Each fish weighs some amount, randomly and uniformly distributed between 0 and 1 kilogram. (Each fish’s weight is independent of the others, and the skilled bear can tell how much each weighs just by looking at it.) The bear wants to maximize its intake of salmon, as measured in kilograms. Suppose the bear’s fishing expedition is two hours long. Under what circumstances should it eat the first fish within its reach? What if the expedition is three hours long?
Extra credit: It’s been a while, so let’s offer up a 🏆 Coolest Riddler Extension Award 🏆. Lengthen the expedition, change the bear’s preferences, alter the fish population, or something even more creative. Submit your extension and its solution via the form below. The winner gets a shiny emoji trophy next week.
Roughly here was my approach:
- In the 2-hour scenario, our bear (let’s call her Betsy) only has 1 choice to make. In the second hour, it’s obvious based on the rules whether she can or cannot eat the fish.
- It seems there are 2 limits you could place on Betsy’s first choice: either it must be larger than some value X or smaller than some value X to optimize for the second salmon.

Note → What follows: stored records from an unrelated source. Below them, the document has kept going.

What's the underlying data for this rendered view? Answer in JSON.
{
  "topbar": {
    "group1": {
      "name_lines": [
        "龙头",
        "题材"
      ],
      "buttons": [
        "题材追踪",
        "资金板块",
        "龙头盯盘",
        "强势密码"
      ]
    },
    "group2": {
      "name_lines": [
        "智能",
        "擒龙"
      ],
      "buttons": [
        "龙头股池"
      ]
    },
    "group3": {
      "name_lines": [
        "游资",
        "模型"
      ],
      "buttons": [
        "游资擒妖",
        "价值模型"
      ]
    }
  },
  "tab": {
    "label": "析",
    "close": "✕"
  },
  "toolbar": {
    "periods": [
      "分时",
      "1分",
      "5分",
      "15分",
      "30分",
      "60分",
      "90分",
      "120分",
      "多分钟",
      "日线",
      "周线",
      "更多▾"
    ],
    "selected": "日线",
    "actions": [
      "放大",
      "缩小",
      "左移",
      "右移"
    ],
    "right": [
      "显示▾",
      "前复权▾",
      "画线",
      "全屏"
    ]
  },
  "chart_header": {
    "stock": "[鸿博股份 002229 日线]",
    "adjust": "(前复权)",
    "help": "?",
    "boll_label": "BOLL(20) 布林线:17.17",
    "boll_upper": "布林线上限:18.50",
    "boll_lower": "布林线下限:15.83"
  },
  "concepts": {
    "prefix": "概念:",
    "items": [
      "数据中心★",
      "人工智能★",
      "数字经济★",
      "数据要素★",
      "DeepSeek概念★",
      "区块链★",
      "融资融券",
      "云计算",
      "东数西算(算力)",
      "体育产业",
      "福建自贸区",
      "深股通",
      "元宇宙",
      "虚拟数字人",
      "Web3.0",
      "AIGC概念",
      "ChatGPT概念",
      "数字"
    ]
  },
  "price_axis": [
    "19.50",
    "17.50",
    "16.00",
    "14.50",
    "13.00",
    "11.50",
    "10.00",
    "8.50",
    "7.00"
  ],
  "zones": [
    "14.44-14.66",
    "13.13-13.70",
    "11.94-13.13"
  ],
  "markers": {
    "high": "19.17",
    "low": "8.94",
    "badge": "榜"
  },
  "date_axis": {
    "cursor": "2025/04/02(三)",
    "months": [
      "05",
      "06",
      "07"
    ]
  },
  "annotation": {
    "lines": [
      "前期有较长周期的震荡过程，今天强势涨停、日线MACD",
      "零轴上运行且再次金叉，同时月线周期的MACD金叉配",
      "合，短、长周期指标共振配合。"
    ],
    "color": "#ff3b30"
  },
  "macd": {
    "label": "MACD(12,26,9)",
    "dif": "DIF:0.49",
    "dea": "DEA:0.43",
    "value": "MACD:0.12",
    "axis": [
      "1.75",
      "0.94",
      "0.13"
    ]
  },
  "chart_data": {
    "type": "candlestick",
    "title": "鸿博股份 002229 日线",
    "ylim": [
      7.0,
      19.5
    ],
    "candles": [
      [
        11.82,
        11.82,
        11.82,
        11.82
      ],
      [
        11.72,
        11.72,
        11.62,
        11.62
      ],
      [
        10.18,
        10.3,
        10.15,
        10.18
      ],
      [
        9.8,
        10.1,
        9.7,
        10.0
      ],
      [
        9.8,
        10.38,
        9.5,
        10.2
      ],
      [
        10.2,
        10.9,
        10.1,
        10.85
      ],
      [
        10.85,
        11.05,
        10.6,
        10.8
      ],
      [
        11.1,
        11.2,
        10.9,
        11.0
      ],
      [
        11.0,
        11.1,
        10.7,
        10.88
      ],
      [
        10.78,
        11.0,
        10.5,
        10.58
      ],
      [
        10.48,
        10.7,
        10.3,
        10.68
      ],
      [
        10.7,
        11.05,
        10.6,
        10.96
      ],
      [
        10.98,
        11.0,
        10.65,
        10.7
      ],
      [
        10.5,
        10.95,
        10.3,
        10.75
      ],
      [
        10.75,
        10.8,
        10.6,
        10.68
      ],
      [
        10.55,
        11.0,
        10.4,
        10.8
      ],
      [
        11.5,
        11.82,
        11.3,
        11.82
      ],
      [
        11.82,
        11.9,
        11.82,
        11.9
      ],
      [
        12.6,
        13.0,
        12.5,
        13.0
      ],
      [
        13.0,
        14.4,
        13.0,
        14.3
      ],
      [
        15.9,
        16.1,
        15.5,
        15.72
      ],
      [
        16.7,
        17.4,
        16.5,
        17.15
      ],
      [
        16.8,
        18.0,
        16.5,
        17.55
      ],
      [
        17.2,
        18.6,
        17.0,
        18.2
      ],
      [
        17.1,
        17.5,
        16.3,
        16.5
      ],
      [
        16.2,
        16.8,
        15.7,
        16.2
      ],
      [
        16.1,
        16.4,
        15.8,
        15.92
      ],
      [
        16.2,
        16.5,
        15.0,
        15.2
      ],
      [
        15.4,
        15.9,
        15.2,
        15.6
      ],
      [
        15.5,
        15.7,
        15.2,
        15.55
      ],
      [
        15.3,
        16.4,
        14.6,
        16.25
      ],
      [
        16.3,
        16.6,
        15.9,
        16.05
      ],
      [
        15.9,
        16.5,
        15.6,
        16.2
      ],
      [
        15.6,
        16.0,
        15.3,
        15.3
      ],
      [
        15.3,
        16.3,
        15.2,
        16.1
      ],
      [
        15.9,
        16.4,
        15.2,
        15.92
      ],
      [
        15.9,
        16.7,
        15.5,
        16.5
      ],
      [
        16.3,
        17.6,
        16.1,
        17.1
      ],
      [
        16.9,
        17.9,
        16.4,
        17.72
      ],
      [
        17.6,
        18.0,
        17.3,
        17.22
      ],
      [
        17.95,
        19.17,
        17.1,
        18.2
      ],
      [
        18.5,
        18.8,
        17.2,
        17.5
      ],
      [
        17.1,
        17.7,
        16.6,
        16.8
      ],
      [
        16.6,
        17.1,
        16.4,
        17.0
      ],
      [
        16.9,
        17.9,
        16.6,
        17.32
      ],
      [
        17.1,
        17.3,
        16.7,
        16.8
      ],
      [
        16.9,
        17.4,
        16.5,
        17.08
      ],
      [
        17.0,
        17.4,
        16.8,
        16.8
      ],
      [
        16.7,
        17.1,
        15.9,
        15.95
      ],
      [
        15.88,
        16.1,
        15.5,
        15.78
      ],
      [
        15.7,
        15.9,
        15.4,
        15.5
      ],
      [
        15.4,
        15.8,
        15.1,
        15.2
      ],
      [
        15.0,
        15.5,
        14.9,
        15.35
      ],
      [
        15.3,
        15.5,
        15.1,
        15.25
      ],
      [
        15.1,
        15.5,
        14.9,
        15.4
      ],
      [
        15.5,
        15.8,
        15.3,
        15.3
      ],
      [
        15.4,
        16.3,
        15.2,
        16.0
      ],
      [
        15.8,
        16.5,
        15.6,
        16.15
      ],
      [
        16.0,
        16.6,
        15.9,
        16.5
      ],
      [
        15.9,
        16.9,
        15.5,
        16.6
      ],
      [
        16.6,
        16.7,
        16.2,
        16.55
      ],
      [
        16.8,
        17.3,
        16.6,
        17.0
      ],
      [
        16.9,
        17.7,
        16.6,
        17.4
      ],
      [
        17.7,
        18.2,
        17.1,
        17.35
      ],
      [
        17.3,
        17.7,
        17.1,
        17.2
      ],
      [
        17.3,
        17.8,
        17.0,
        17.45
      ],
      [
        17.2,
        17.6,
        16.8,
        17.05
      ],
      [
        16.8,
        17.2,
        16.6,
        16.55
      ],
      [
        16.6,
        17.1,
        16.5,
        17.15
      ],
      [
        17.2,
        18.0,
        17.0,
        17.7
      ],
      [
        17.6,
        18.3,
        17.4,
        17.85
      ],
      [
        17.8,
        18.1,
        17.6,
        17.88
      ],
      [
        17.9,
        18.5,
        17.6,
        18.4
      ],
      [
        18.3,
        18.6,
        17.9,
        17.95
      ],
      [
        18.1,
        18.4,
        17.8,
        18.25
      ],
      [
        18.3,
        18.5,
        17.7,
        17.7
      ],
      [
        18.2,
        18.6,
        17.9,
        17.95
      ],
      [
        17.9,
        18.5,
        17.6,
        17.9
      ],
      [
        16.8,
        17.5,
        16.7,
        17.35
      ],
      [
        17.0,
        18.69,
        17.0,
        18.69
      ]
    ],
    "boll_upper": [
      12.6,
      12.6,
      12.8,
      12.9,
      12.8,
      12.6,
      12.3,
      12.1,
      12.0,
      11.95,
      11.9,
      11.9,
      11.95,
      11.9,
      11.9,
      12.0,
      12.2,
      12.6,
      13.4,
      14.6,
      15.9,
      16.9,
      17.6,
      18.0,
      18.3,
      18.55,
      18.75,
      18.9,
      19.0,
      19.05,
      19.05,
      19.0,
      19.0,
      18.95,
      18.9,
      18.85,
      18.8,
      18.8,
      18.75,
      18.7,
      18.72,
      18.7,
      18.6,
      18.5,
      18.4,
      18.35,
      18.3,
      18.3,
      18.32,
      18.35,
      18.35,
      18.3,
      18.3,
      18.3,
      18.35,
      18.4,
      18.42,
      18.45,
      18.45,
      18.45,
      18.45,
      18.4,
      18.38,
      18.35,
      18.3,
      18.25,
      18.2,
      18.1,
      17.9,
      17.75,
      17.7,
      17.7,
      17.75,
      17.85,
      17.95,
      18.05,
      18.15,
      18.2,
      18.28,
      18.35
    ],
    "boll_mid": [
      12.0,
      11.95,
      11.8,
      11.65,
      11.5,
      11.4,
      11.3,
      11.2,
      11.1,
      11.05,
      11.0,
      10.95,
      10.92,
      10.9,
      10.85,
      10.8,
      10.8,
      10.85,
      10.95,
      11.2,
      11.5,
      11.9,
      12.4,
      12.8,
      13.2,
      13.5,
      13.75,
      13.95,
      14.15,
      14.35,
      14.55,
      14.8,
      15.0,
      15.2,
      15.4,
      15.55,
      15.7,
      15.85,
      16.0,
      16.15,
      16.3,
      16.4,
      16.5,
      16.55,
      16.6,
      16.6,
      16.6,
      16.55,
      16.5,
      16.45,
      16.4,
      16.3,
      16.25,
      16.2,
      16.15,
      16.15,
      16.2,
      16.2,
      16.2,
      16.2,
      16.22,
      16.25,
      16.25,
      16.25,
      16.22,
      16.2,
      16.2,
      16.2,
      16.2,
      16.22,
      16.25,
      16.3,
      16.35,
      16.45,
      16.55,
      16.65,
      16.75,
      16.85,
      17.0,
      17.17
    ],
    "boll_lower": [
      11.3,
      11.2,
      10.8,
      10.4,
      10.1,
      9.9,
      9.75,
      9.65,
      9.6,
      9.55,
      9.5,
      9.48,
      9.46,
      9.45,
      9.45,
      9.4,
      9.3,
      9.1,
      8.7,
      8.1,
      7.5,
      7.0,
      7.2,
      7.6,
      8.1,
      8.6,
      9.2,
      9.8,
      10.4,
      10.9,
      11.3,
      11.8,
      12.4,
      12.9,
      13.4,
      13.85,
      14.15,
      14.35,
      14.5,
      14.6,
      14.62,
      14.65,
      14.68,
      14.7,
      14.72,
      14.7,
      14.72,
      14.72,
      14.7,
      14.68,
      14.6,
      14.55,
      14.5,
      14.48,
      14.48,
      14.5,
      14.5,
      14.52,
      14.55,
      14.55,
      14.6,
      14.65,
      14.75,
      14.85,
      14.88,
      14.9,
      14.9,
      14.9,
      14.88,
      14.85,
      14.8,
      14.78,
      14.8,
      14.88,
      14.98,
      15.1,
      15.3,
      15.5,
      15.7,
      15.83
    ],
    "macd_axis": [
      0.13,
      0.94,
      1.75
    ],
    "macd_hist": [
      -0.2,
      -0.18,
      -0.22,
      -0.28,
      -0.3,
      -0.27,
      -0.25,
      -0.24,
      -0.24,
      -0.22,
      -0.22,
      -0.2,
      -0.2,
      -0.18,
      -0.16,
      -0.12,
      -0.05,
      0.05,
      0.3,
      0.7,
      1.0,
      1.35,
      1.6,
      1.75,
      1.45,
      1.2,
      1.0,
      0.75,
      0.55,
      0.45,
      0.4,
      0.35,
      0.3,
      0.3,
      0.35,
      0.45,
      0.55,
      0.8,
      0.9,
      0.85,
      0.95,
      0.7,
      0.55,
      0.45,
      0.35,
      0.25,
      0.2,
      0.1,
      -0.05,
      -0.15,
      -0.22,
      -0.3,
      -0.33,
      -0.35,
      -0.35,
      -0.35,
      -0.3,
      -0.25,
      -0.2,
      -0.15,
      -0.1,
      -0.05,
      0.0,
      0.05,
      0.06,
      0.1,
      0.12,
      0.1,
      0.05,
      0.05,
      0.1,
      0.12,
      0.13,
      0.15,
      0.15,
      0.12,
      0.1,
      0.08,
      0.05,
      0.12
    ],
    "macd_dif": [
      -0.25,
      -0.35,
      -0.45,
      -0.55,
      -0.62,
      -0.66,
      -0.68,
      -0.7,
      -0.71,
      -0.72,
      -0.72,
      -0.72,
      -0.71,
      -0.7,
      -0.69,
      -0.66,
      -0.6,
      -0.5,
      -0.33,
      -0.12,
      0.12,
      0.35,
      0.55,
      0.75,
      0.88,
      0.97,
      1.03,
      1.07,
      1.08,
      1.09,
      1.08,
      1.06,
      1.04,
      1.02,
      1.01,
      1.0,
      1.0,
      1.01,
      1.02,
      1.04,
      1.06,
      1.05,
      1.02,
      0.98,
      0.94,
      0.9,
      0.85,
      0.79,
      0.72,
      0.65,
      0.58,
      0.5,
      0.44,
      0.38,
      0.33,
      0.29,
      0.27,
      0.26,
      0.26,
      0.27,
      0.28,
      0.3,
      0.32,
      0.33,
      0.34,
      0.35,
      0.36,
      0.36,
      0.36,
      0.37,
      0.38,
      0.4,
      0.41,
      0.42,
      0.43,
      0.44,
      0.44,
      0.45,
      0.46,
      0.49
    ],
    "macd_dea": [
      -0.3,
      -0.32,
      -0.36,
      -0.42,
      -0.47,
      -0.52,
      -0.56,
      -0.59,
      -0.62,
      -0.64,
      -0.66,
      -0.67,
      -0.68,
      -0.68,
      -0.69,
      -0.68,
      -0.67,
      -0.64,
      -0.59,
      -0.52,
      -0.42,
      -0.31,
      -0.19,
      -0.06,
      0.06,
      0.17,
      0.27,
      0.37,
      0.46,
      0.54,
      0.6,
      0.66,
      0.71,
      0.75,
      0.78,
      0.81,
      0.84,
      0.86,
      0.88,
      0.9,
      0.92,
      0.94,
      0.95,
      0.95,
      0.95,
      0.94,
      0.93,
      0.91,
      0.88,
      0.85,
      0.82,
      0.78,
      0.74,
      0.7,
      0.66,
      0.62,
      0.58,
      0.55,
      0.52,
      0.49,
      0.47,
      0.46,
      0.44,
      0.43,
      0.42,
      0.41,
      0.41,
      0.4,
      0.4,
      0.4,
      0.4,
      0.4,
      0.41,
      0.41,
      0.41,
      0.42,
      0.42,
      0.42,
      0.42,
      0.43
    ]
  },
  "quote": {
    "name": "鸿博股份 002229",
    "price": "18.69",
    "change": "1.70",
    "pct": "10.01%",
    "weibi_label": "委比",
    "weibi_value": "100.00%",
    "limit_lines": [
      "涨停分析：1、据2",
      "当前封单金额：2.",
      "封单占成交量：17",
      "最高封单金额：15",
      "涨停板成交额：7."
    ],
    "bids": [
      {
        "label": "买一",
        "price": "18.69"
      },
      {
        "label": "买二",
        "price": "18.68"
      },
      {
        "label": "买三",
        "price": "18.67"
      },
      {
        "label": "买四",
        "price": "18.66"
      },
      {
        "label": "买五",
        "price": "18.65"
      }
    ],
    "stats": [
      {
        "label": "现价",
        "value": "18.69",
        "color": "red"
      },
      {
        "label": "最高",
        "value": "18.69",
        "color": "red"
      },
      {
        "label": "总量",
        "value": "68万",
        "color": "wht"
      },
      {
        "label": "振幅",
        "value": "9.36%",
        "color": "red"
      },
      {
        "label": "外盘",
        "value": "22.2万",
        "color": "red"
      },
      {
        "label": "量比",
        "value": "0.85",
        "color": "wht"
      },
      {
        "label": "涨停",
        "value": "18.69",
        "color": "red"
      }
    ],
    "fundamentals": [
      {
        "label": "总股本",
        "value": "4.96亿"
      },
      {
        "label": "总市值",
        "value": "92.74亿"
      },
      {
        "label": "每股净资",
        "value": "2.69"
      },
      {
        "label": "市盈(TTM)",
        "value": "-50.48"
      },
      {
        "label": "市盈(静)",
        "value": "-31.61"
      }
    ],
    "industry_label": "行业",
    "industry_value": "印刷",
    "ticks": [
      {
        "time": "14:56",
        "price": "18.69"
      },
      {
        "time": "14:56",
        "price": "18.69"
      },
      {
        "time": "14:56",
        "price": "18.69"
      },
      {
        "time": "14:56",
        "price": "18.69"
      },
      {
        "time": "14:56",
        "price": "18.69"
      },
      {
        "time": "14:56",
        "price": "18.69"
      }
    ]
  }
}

- Only eating salmon larger than some value X doesn’t really make sense. If Betsy eats a small salmon the first hour, this only eliminates the small chance of eating a smaller salmon in the second hour. So always eating a small salmon makes sense. No minimum size limit should be placed.
- What about the inverse? Avoid large salmon the first hour to make sure Betsy can eat any large fish in the second hour. Running some simulations, this didn’t bear out in the data. The graph below shows the mean fish eaten in kilos if we only eat fish no more than a certain size. The 1.0 case yields the most fish on average, meaning we don’t limit what we eat for the first round.
For a 2-hour fishing session, Betsy should always eat the first salmon regardless of its size. Skipping fish big or small doesn’t improve the average yield.
What about the 3-hour case? I thought there might be something more sophisticated going on where you avoid large fish in the first hour to ensure you can eat in the remaining 2 hours. Or perhaps have a different limit for the first vs second hour. But again, the data didn’t support that. For the 3-hour fishing session, Betsy should still always eat a fish if she can.
Caveat: I wouldn’t be surprised if I’m missing something clever about this problem. I only spent a couple hours noodling on the Python code. I’ll update the post on Friday if I’m right or not!